Friday

BOOK PRICING

The science of pricing a book is evolving. In the good (?) old days, publishers decided what an author's book would sell for and they pre-printed it on the cover. They would often show different prices for different countries on the same label and assume that the exchange rate wouldn't change. All of this was tantamount to price fixing, but the bottom line was that the content creator had no control over what the reading public paid, and their own income was decided by someone else.
The internet has changed all of that, along with everything else it touches. As authors have begun to find new ways to connect with their audience, and new formats ( e-readers), they have taken pricing into their own hands. The old-line publishers are resisting the change, and in many cases they are keeping their author clients in check by maintaining an artificially high price for e-books. However, as bestselling authors from the legacy publishers discover the freedom and economic advantages of controlling their product ( that is, self-publishing) the pricing of books will begin to find a common ground.

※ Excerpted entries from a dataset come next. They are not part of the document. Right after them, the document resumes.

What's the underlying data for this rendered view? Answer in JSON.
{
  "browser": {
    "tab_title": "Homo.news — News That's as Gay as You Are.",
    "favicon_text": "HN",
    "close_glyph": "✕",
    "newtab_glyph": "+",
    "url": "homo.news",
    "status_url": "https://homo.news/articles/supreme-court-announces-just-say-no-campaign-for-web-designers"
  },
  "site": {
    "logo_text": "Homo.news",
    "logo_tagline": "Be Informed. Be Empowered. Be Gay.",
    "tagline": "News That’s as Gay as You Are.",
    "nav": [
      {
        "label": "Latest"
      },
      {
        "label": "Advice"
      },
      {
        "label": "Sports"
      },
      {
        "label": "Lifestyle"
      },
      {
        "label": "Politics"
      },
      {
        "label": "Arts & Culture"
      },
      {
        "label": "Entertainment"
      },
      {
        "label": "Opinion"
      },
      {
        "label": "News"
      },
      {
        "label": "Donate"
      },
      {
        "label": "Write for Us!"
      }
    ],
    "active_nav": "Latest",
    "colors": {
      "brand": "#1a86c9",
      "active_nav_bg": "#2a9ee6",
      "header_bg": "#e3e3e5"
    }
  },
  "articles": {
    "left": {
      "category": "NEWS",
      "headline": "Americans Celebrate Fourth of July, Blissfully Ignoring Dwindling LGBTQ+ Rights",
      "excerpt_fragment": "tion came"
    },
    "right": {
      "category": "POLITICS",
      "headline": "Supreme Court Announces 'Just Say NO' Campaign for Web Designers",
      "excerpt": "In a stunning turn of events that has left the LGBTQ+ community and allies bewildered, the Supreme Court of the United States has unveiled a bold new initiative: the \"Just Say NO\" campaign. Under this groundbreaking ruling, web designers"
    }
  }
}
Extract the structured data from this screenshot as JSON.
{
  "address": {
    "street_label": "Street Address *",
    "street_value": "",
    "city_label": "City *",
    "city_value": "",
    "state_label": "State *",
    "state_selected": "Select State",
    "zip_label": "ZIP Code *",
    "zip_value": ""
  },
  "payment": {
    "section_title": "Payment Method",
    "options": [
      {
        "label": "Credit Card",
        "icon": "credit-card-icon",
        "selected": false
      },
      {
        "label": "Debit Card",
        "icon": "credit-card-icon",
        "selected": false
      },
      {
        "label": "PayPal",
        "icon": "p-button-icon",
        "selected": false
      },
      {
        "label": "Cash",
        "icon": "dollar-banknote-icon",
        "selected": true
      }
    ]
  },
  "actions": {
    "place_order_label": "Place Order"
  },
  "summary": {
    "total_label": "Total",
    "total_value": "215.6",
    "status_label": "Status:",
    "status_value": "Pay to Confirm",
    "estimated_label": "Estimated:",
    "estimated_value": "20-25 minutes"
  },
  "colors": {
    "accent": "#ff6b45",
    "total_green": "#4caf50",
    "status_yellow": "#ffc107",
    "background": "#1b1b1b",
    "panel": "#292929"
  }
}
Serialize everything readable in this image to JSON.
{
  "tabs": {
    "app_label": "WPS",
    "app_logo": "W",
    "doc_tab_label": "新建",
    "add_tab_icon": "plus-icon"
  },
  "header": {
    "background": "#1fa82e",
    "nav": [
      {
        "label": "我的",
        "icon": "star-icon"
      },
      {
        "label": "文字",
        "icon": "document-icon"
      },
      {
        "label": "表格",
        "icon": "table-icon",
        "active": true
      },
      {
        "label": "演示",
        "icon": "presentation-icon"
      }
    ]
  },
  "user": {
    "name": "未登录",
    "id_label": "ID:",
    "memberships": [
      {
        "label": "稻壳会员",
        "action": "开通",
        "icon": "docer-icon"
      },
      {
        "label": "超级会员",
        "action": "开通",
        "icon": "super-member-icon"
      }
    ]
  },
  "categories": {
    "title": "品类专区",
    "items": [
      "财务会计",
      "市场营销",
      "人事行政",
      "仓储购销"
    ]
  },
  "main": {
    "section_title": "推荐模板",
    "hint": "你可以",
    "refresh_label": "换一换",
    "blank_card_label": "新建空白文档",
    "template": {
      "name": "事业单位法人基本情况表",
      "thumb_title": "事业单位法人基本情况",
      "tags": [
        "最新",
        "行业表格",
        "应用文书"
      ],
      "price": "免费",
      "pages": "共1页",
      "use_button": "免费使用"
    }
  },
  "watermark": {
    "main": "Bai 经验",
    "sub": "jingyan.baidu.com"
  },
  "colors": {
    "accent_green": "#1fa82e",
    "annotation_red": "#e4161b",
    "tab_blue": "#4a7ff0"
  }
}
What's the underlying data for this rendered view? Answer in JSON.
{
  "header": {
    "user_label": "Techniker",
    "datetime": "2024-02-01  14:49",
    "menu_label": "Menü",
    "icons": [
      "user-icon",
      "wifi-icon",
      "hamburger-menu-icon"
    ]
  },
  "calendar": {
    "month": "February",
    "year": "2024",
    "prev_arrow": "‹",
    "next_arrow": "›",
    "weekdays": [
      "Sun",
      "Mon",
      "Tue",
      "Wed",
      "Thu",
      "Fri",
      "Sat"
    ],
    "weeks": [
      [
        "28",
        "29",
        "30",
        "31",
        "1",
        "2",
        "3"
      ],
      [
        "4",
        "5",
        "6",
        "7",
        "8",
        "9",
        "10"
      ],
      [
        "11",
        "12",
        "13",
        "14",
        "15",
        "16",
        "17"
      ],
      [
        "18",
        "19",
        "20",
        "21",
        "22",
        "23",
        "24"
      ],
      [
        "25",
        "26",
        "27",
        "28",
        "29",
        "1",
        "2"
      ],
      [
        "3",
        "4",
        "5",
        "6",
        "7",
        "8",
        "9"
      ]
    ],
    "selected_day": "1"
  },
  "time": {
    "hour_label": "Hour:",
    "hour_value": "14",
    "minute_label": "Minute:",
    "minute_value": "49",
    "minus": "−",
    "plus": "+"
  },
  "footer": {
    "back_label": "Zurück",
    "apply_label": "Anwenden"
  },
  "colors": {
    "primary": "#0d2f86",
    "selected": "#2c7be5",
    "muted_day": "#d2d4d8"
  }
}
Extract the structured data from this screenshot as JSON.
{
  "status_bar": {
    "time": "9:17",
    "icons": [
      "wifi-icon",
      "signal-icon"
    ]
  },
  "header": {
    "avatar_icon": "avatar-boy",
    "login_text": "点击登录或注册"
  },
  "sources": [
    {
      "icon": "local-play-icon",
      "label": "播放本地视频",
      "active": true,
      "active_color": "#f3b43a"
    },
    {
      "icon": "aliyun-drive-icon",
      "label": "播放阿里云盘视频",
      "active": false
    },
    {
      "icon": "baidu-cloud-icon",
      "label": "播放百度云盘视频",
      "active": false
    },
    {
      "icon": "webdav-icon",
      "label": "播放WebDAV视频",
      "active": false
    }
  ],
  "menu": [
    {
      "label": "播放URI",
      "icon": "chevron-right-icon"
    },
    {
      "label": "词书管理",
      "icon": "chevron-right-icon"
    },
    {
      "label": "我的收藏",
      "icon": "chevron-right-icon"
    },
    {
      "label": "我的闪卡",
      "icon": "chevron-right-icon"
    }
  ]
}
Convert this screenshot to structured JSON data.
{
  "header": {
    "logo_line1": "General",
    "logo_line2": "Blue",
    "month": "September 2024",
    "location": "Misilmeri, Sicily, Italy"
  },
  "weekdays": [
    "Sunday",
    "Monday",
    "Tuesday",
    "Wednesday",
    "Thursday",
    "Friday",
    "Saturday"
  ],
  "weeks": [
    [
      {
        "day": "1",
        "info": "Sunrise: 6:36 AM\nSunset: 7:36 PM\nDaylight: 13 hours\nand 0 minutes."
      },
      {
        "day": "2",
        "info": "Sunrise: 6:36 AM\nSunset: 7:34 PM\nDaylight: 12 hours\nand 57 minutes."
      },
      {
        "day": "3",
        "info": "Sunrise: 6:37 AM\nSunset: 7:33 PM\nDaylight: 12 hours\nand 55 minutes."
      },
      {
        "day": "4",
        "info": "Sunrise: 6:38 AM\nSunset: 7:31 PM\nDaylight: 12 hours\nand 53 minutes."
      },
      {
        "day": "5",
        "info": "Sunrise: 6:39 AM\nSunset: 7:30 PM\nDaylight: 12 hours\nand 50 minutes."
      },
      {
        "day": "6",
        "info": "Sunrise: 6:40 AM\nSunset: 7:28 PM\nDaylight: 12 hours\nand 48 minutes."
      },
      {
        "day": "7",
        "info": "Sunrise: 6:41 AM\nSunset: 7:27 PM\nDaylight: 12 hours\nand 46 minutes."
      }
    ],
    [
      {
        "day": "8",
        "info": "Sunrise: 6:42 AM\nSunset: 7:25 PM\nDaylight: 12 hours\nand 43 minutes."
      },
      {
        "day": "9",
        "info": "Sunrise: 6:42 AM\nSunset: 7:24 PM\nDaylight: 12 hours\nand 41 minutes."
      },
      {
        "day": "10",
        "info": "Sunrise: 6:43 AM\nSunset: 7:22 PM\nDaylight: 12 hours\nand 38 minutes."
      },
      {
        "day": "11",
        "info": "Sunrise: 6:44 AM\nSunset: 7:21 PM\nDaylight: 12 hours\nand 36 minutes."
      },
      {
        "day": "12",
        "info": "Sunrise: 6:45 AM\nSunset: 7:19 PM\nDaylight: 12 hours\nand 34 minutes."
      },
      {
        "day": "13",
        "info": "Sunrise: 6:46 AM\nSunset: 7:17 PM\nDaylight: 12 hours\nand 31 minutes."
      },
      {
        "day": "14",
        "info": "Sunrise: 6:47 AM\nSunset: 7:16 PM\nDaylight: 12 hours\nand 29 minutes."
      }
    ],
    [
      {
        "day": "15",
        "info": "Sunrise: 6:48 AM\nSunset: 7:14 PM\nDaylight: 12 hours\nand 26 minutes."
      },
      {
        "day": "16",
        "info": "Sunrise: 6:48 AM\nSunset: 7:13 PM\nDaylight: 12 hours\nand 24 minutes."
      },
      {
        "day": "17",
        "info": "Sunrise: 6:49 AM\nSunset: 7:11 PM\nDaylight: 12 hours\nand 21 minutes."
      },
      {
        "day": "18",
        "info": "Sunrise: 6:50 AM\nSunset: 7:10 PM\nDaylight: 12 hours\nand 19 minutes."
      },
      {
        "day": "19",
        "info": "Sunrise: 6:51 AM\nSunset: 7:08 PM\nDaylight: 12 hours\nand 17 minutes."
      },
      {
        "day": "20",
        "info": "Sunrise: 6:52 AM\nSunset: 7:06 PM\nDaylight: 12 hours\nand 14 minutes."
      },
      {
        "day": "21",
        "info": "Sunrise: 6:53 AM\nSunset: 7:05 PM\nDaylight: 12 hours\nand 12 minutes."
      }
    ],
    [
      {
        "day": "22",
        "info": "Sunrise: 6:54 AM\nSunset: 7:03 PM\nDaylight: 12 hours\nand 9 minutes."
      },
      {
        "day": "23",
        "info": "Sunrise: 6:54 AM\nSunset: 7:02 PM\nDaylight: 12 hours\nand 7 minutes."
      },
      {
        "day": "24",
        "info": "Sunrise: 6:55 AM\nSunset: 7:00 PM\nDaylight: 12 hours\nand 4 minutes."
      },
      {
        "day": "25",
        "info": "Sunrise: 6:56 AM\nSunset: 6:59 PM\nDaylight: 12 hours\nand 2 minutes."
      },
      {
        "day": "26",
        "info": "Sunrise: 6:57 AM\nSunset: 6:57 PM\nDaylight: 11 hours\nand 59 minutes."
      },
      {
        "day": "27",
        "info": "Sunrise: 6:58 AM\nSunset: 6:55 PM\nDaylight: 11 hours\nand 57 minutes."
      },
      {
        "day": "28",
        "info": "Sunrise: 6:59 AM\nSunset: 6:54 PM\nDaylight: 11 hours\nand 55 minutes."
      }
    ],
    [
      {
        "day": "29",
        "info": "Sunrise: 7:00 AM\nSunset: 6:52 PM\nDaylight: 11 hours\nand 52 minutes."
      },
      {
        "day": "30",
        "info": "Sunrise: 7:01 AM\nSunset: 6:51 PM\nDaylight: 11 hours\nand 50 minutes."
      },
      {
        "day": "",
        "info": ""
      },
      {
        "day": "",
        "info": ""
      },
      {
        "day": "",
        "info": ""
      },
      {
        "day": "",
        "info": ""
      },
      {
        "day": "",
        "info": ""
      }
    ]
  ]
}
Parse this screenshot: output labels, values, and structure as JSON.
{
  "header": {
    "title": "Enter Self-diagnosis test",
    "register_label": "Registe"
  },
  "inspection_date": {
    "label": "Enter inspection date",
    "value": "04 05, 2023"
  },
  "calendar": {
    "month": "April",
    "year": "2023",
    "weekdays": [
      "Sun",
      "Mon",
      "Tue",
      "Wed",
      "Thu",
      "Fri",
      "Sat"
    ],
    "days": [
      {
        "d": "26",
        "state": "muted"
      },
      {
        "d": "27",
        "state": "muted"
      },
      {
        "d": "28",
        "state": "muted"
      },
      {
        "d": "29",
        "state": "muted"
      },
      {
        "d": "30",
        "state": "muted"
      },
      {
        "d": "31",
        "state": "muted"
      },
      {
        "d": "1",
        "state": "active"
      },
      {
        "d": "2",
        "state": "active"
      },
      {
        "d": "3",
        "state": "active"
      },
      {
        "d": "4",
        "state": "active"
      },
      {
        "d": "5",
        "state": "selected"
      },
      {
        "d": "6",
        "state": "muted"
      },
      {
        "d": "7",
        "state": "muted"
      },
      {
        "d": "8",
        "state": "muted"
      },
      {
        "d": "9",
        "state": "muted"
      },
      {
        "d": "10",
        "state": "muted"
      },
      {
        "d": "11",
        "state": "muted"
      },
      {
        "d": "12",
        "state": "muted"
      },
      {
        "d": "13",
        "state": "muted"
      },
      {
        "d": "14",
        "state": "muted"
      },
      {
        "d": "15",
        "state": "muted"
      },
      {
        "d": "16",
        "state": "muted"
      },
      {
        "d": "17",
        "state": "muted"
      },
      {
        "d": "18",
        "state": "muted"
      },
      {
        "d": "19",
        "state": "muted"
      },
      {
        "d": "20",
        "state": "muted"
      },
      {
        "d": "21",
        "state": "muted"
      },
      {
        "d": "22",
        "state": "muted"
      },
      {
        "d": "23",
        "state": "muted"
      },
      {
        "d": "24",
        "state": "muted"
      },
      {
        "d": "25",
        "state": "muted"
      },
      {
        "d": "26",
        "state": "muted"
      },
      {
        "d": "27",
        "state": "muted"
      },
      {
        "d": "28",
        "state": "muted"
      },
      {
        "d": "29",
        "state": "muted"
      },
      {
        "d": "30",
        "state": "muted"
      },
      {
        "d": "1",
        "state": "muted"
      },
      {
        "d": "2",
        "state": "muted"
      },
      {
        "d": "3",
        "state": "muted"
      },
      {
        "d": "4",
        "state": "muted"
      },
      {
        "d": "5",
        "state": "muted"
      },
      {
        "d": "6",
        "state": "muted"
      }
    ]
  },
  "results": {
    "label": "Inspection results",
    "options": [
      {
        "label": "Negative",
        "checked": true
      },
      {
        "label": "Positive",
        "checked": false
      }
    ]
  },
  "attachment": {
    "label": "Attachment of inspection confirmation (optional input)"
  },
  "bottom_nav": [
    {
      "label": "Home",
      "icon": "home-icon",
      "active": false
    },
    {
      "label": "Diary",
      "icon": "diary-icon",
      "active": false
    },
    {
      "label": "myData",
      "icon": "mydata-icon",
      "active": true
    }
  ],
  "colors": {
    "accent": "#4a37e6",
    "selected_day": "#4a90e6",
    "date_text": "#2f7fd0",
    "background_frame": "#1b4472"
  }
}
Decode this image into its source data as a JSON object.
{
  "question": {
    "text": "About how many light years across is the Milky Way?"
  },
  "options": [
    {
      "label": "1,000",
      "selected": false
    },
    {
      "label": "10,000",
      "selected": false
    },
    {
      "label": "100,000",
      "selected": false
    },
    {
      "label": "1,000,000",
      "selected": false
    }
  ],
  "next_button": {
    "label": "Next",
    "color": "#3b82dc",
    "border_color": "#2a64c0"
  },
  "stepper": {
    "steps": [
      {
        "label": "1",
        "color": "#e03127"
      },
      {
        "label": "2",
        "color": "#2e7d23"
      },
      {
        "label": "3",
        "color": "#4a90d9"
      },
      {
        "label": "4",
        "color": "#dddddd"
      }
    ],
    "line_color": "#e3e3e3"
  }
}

Jackie Collins announced today that she is re-releasing one of her best sellers as an e-book at $2.99. I think we will find that the pricing will almost always be under $9.99 as we move forward. It is just a guess, but I think the "big guys and girls" will start offering their new releases around that price and the rest of us will begin to slot ourselves around that standard.
Once the Stephen King's, David Baldacci's, Dan Brown's and J.K. Rowling's break from the legacy publishers and decide to strike out on their own, the price formula will become much more obvious, to the great good fortune of the reading public.